Der Grund für das Schweigen der Lämmer liegt auf der Hand. Es hat die falsche Politikerin getroffen. Julia Unterberger gehört zu jenem Teil der SVP, der seit langem im Ebner-Verlag in Ungnade gefallen ist.
Wäre dasselbe Meinhard Durnwalder oder Dieter Steger widerfahren, würde man mindestens Wien oder sogar die UN anrufen, um diesen Willkürakt gegen die Minderheit zu geißeln.
Wäre dasselbe Meinhard Durnwalder oder Dieter Steger widerfahren, würde Chefredakteur Toni Ebner himself die Kommentarspalte auf der Titelseite bemühen. Dann würde mindestens Wien oder sogar die UN angerufen, um diesen Willkürakt gegen die Minderheit zu geißeln.
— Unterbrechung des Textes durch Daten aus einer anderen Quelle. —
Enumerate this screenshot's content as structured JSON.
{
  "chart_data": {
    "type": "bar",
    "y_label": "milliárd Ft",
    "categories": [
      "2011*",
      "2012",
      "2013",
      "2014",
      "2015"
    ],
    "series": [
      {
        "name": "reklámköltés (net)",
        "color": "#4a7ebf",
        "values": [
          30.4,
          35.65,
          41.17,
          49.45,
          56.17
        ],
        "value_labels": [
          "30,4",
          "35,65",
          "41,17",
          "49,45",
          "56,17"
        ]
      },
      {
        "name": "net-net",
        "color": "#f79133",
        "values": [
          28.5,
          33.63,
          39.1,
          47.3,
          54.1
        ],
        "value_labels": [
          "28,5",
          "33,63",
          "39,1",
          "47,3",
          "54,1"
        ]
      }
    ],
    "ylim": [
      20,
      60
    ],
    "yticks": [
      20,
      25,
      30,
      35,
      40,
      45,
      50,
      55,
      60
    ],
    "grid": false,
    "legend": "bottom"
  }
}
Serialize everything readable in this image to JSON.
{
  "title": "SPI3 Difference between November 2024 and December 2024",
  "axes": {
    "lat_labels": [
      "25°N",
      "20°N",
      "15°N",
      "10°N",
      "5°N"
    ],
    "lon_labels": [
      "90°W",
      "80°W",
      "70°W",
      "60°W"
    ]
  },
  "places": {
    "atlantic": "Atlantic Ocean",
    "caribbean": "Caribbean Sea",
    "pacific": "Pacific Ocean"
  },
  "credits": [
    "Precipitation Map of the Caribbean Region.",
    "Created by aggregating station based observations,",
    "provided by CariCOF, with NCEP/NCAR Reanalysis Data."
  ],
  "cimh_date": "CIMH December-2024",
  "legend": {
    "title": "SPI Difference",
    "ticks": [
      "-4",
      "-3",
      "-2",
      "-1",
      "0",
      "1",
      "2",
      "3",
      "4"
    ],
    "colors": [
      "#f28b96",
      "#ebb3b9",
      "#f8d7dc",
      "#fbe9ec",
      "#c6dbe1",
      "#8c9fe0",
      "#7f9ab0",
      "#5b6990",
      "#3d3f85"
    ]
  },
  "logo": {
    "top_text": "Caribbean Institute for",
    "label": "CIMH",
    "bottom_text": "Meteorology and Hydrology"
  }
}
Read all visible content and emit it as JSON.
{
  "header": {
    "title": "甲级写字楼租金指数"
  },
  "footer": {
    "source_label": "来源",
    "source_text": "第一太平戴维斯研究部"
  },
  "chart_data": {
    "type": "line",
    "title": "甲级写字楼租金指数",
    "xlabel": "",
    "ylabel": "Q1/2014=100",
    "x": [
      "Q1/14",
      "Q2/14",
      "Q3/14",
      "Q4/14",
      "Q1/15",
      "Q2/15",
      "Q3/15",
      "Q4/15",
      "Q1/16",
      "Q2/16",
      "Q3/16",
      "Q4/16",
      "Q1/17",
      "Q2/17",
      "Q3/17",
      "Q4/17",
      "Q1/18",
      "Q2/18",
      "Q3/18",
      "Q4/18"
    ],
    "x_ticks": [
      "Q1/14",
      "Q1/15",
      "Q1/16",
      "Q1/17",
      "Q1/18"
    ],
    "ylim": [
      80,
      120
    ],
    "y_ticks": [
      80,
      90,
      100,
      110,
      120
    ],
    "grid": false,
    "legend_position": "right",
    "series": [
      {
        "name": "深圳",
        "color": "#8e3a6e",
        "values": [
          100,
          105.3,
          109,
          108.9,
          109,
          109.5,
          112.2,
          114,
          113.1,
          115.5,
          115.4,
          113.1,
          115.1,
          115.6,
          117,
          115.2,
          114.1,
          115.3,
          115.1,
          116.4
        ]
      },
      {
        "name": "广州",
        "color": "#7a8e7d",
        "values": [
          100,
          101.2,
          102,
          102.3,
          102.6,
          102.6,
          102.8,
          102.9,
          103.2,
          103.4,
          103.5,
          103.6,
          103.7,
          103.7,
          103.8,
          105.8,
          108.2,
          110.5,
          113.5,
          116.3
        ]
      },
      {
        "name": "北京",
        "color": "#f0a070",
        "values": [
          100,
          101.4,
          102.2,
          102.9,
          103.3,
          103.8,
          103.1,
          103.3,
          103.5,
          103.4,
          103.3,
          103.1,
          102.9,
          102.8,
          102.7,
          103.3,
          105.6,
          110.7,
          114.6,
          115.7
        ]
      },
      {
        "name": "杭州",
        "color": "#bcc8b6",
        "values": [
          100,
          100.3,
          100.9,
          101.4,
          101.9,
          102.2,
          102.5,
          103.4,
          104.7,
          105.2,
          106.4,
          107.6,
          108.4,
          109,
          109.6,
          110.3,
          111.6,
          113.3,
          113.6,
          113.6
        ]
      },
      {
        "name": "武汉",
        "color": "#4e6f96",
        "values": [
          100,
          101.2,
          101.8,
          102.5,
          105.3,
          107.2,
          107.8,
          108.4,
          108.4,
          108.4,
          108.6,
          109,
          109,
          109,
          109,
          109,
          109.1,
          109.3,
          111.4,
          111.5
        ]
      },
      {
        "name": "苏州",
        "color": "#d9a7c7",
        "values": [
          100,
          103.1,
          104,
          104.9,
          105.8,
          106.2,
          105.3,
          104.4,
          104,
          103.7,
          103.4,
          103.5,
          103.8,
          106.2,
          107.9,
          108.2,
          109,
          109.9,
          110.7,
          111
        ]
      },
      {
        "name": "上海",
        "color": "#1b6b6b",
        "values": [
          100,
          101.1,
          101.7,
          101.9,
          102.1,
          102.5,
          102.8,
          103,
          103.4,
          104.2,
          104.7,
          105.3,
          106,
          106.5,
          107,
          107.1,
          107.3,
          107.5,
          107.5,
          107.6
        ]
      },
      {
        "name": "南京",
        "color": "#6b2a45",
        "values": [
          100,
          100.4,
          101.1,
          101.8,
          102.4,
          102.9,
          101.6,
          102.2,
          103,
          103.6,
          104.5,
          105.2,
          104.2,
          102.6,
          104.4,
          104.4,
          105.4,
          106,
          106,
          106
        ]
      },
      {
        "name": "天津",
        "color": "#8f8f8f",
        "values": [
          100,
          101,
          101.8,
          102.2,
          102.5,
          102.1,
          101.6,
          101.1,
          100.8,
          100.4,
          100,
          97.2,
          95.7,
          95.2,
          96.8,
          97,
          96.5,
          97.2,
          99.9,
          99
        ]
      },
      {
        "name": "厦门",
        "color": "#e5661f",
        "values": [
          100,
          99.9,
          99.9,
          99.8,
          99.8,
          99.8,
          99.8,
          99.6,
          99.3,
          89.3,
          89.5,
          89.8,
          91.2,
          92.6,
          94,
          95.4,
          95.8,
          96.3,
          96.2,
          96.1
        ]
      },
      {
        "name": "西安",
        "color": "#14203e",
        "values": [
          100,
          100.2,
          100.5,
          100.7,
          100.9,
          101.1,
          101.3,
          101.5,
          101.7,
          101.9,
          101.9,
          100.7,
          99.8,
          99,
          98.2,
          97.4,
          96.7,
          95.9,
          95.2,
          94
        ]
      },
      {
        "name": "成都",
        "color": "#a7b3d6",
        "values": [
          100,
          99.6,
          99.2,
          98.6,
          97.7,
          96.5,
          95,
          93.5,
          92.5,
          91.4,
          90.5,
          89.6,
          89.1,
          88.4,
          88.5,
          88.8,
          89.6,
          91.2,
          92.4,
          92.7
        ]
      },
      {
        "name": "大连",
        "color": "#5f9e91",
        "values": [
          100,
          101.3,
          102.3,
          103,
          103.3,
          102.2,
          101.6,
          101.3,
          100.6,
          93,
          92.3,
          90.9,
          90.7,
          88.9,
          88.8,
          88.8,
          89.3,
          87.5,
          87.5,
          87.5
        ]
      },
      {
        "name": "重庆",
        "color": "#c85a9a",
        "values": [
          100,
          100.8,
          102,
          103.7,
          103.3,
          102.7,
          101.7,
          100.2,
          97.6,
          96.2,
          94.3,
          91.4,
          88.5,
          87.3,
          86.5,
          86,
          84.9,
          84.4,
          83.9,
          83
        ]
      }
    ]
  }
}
Dasselbe gilt für die SVP­. Auch Unterbergers Partei schweigt. SVP-Obmann Philipp Achammer und die gesamte Parteileitung halten es ebenfalls nicht für nötig, ihrer Fraktionssprecherin im Senat öffentlich die Solidarität auszusprechen.
All das macht deutlich, wie Südtirols Medienmonopol funktioniert. Aber auch, wie die Südtiroler Volkspartei mit manchen aus ihren eigenen Reihen inzwischen umgeht.